The invention relates to the production of synthesis gas by means of particularly a series arrangement of heat exchange reforming and autothermal reforming stages, in which the heat required for the reforming reactions in the heat exchange reforming stage is provided by hot effluent synthesis gas from the autothermal reforming stage. More particularly, the invention relates to optimisation of the operation and control of an arrangement of heat exchange reforming and autothermal reforming stages and introduction of an additional waste heat boiler.

Claims

1. A synthesis gas production plant, comprising: first flow means for apportioning a hydrocarbon feedstock to a tube side of at least one heat exchange reformer, in which at least a portion of said hydrocarbon feedstock is reformed to produce a primary reformed gas, second flow means for conveying said primary reformed gas, an autothermal reformer (ATR), or catalytic partial oxidation apparatus (CPO) or a partial oxidation apparatus (PDX) communicating with said second flow means to produce hot effluent synthesis gas from said primary reformed gas, third flow means for conveying said hot effluent synthesis gas, said third means comprising a mean for optionally adding steam to said hot effluent synthesis gas, splitting means communicating with said third flow means for splitting said hot effluent synthesis gas into first and second synthesis gas streams, fourth flow means for conveying said first synthesis gas stream through a shell-side of said at least one heat exchange reformer, fifth flow means for conveying said second synthesis gas stream through a second heat exchanger, in which said second synthesis gas stream is cooled, first control means downstream of the shell-side of said at least one heat exchange reformer, and second control means downstream of a tube-side of said second heat exchanger for controlling the splitting of said hot effluent synthesis gas into said first and second synthesis gas streams.
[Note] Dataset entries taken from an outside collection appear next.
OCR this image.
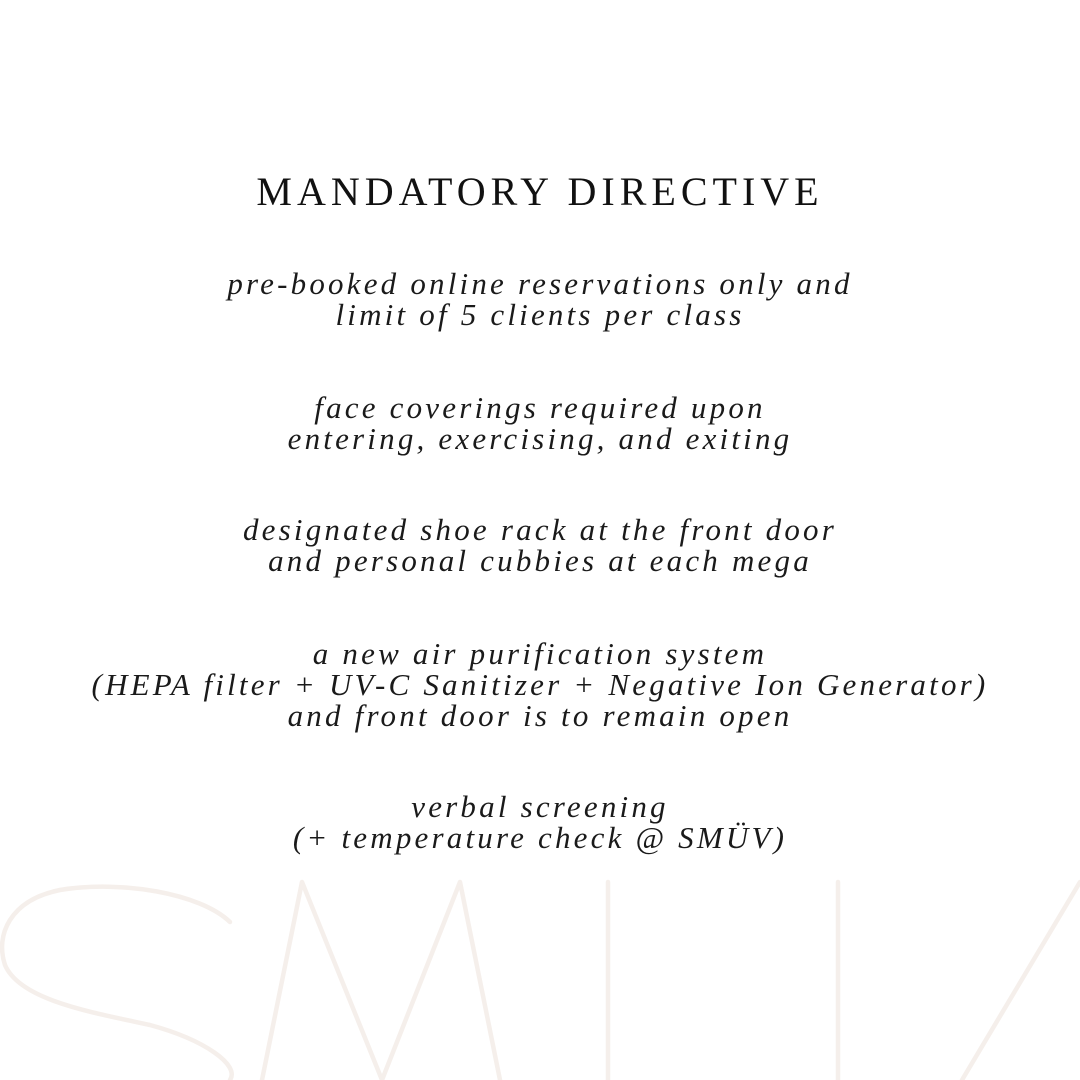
MANDATORY DIRECTIVE
pre-booked online reservations only and
limit of 5 clients per class
face coverings required upon
entering, exercising, and exiting
designated shoe rack at the front door
and personal cubbies at each mega
a new air purification system
(HEPA filter + UV-C Sanitizer + Negative Ion Generator)
and front door is to remain open
verbal screening
(+ temperature check @ SMÜV)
2. The plant according to claim 1, further comprising an adiabatic pre-reformer upstream the heat exchange reformer.

3. The plant according to claim 1, further comprising a third heat exchanger arranged downstream the shell-side of the heat exchange reformer so as to further cool the first synthesis gas stream.

4. The plant according to claim 3, comprising means for combining the cooled second synthesis gas from the second heat exchanger with the further cooled first synthesis gas from the third heat exchanger.

5. The plant according to claim 1, wherein said first flow means for apportioning comprises a by-pass line for conveying a portion of untreated hydrocarbon feedstock directly to said second flow means, wherein said untreated hydrocarbon feedstock combines with said primary reformed gas input to said autothermal reformer (ATR), or catalytic partial oxidation apparatus (CPO) or partial oxidation apparatus (POX).

Description

EXAMPLE 1

(1) A process utilizing the bypass stream of the present invention as shown in FIG. 4 is presented in this example (as New layout). This is compared a process where the bypass stream of the present invention is not used (Reference layout).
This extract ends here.